4.5. Molecular Cloning of WL-8 Amide Biosynthetic Precursor—Encoding cDNA

Five milligrams of lyophilised skin secretion were dissolved in 1 mL of cell lysis/mRNA protection buffer that was obtained from Invitrogen. Polyadenylated mRNA was isolated from this by using magnetic oligo-dT Dynabeads as described by the manufacturer (Invitrogen, Vilnius, Lithuania). The isolated mRNA was then subjected to 5′ and 3′-rapid amplification of cDNA ends (RACE) procedures to obtain full-length WL-8 amide precursor nucleic acid sequence data using a SMART-RACE kit (Clontech, Palo Alto, CA, USA) likewise as per manufacturer’s instructions. Briefly, the 3′-RACE reactions employed a nested universal (NUP) primer (supplied with the kit) and a degenerate sense primer (S: 5′-TGGATGWSIYTIGGITGG-3′) that was complementary to the N-terminal amino acid sequence, WMSLGW-, of the novel peptide, WL-8 amide. The 3′-RACE reactions were purified and cloned using a pGEM-T vector system (Promega Corporation, Southampton, UK) and sequenced using an ABI 3100 automated sequencer. The sequence data obtained from the 3′-RACE product was used to design a specific antisense primer (AS: 5′-GTCTTCCACAGAGGTGGGAGT-3′) to a defined conserved site within the 3′ non-translated region of the WL-8 amide encoding transcripts. 5′-RACE was carried out using these primers in conjunction with the NUP primer and resultant products were purified, cloned and sequenced.

4.6. Chemical Synthesis of WL-8 Amide

WL-8 amide was synthesised automatically using the solid-phase method (MBHA Rink Amide-resin, 0.6 mmol/g, Merck Millipore, Nottingham, UK) and 8 standard fluorenylmethoxycarbonyl (Fmoc) chemistry (double couplings with 8 equivalents of Fmoc-amino acid derivatives) using a PS3 automated solid phase peptide synthesiser (Protein Technologies, Tucson, AZ, USA). Couplings were performed using 2-(1H-benzotriazol-1-yl)-1,1,3,3-tetramethyluronium tetrafluoroborate (Calbiochem-Novabiochem AG, Läufelfingen, Switzerland).
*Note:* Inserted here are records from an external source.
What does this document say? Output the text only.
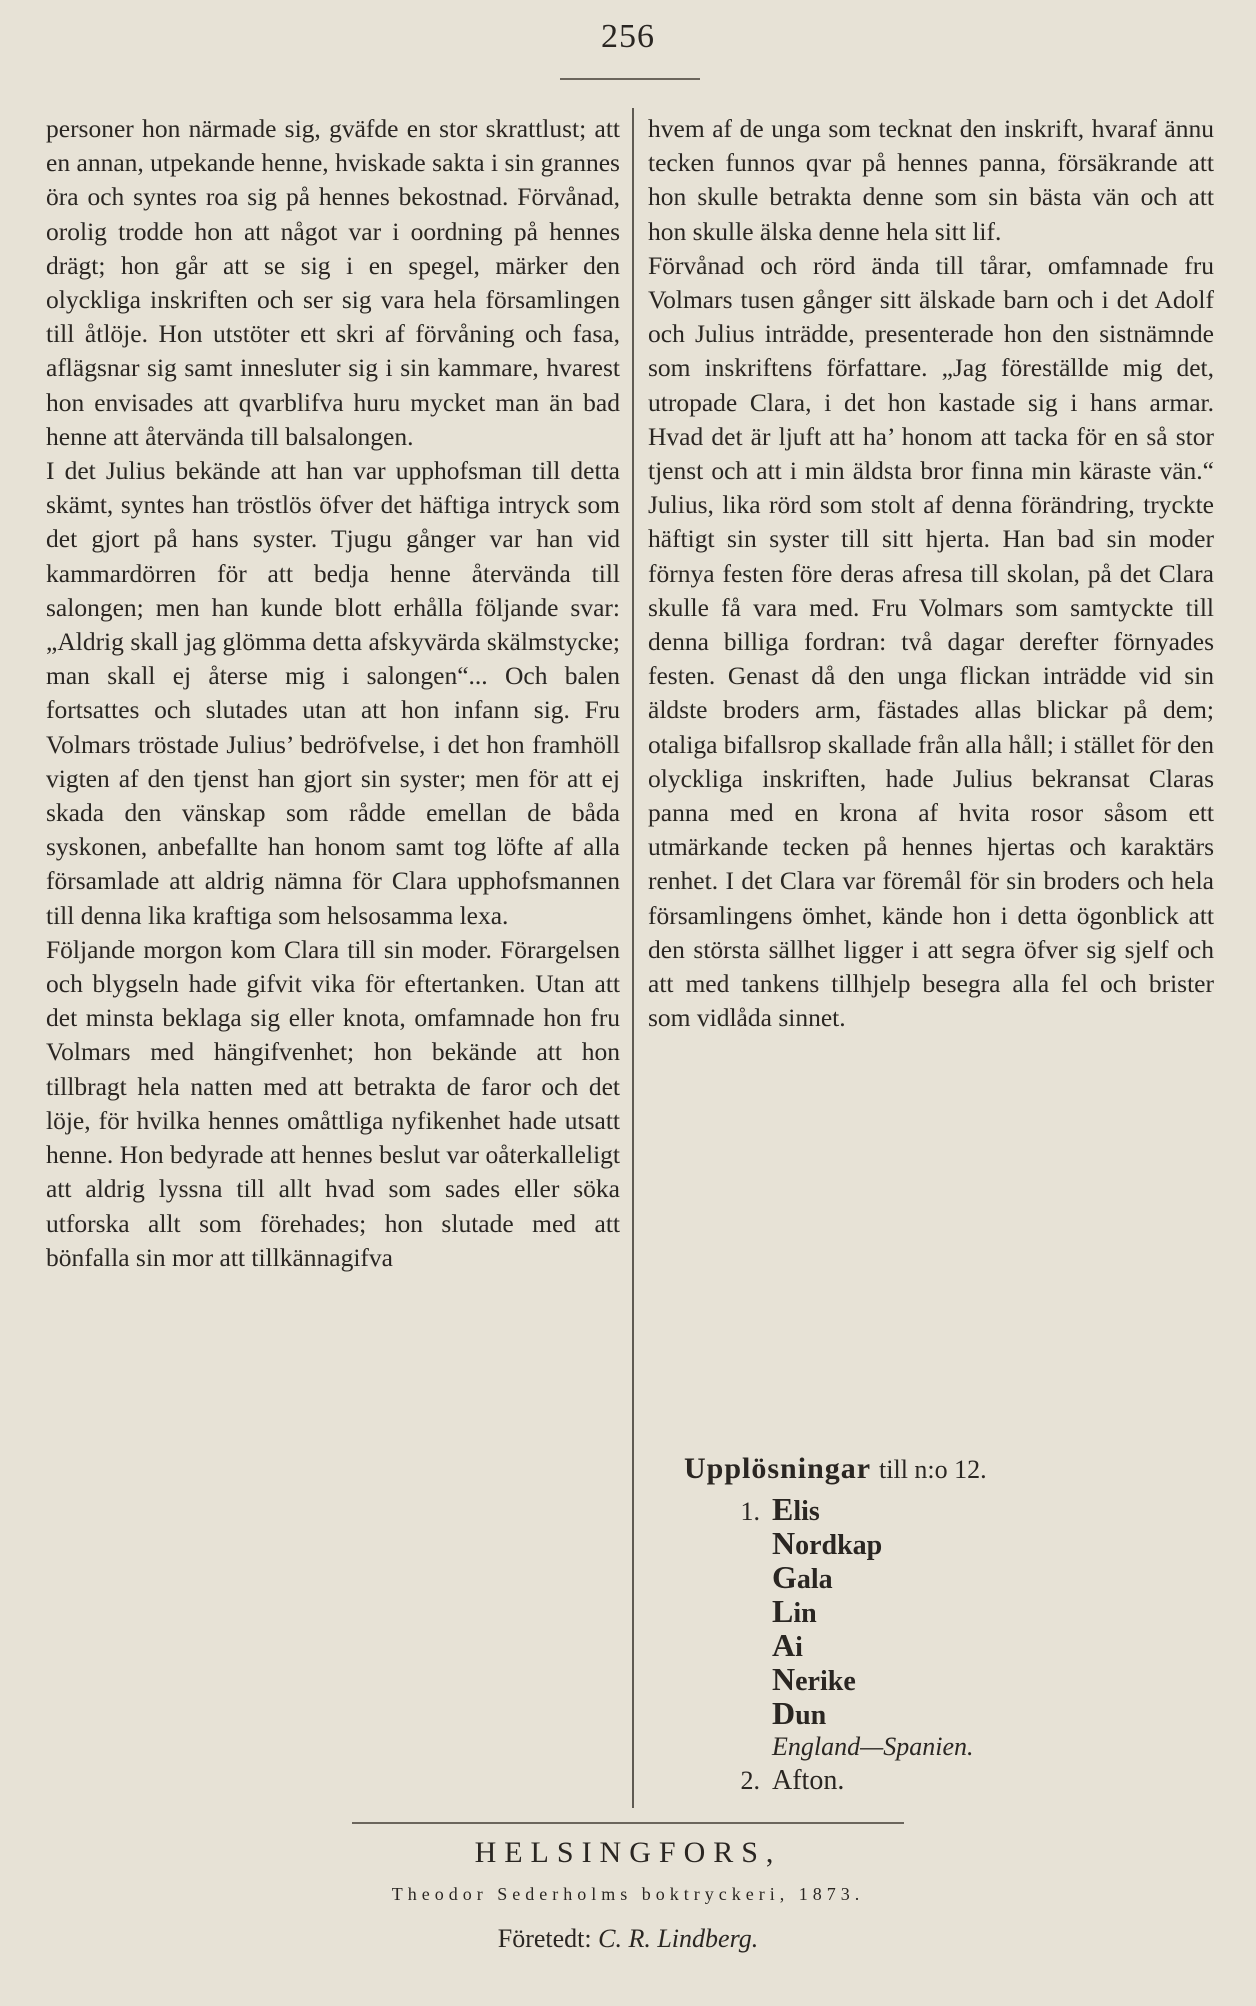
256

personer hon närmade sig, gväfde en stor skrattlust; att en annan, utpekande henne, hviskade sakta i sin grannes öra och syntes roa sig på hennes bekostnad. Förvånad, orolig trodde hon att något var i oordning på hennes drägt; hon går att se sig i en spegel, märker den olyckliga inskriften och ser sig vara hela församlingen till åtlöje. Hon utstöter ett skri af förvåning och fasa, aflägsnar sig samt innesluter sig i sin kammare, hvarest hon envisades att qvarblifva huru mycket man än bad henne att återvända till balsalongen.

I det Julius bekände att han var upphofsman till detta skämt, syntes han tröstlös öfver det häftiga intryck som det gjort på hans syster. Tjugu gånger var han vid kammardörren för att bedja henne återvända till salongen; men han kunde blott erhålla följande svar: „Aldrig skall jag glömma detta afskyvärda skälmstycke; man skall ej återse mig i salongen“... Och balen fortsattes och slutades utan att hon infann sig. Fru Volmars tröstade Julius’ bedröfvelse, i det hon framhöll vigten af den tjenst han gjort sin syster; men för att ej skada den vänskap som rådde emellan de båda syskonen, anbefallte han honom samt tog löfte af alla församlade att aldrig nämna för Clara upphofsmannen till denna lika kraftiga som helsosamma lexa.

Följande morgon kom Clara till sin moder. Förargelsen och blygseln hade gifvit vika för eftertanken. Utan att det minsta beklaga sig eller knota, omfamnade hon fru Volmars med hängifvenhet; hon bekände att hon tillbragt hela natten med att betrakta de faror och det löje, för hvilka hennes omåttliga nyfikenhet hade utsatt henne. Hon bedyrade att hennes beslut var oåterkalleligt att aldrig lyssna till allt hvad som sades eller söka utforska allt som förehades; hon slutade med att bönfalla sin mor att tillkännagifva

hvem af de unga som tecknat den inskrift, hvaraf ännu tecken funnos qvar på hennes panna, försäkrande att hon skulle betrakta denne som sin bästa vän och att hon skulle älska denne hela sitt lif.

Förvånad och rörd ända till tårar, omfamnade fru Volmars tusen gånger sitt älskade barn och i det Adolf och Julius inträdde, presenterade hon den sistnämnde som inskriftens författare. „Jag föreställde mig det, utropade Clara, i det hon kastade sig i hans armar. Hvad det är ljuft att ha’ honom att tacka för en så stor tjenst och att i min äldsta bror finna min käraste vän.“ Julius, lika rörd som stolt af denna förändring, tryckte häftigt sin syster till sitt hjerta. Han bad sin moder förnya festen före deras afresa till skolan, på det Clara skulle få vara med. Fru Volmars som samtyckte till denna billiga fordran: två dagar derefter förnyades festen. Genast då den unga flickan inträdde vid sin äldste broders arm, fästades allas blickar på dem; otaliga bifallsrop skallade från alla håll; i stället för den olyckliga inskriften, hade Julius bekransat Claras panna med en krona af hvita rosor såsom ett utmärkande tecken på hennes hjertas och karaktärs renhet. I det Clara var föremål för sin broders och hela församlingens ömhet, kände hon i detta ögonblick att den största sällhet ligger i att segra öfver sig sjelf och att med tankens tillhjelp besegra alla fel och brister som vidlåda sinnet.

Upplösningar till n:o 12.
1. Elis
Nordkap
Gala
Lin
Ai
Nerike
Dun
England—Spanien.
2. Afton.
HELSINGFORS,
Theodor Sederholms boktryckeri, 1873.
Företedt: C. R. Lindberg.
Solid phase peptide synthesis begins with the covalent attachment (via its carboxyl group) of the C-terminal amino acid to an insoluble particle such as a polystyrene resin. The N-terminal end of the bound peptide undergoes coupling with carboxyl-activated amino-protected amino acids which results in the addition of residues to the expanding peptide, one amino acid at a time. Each step of this process includes a deprotection reaction and a coupling reaction. Upon completion of the peptide, it is chemically-cleaved from the resin. The peptide was purified by reverse-phase HPLC and its purity and molecular mass were confirmed using MALDI-TOF mass spectrometry.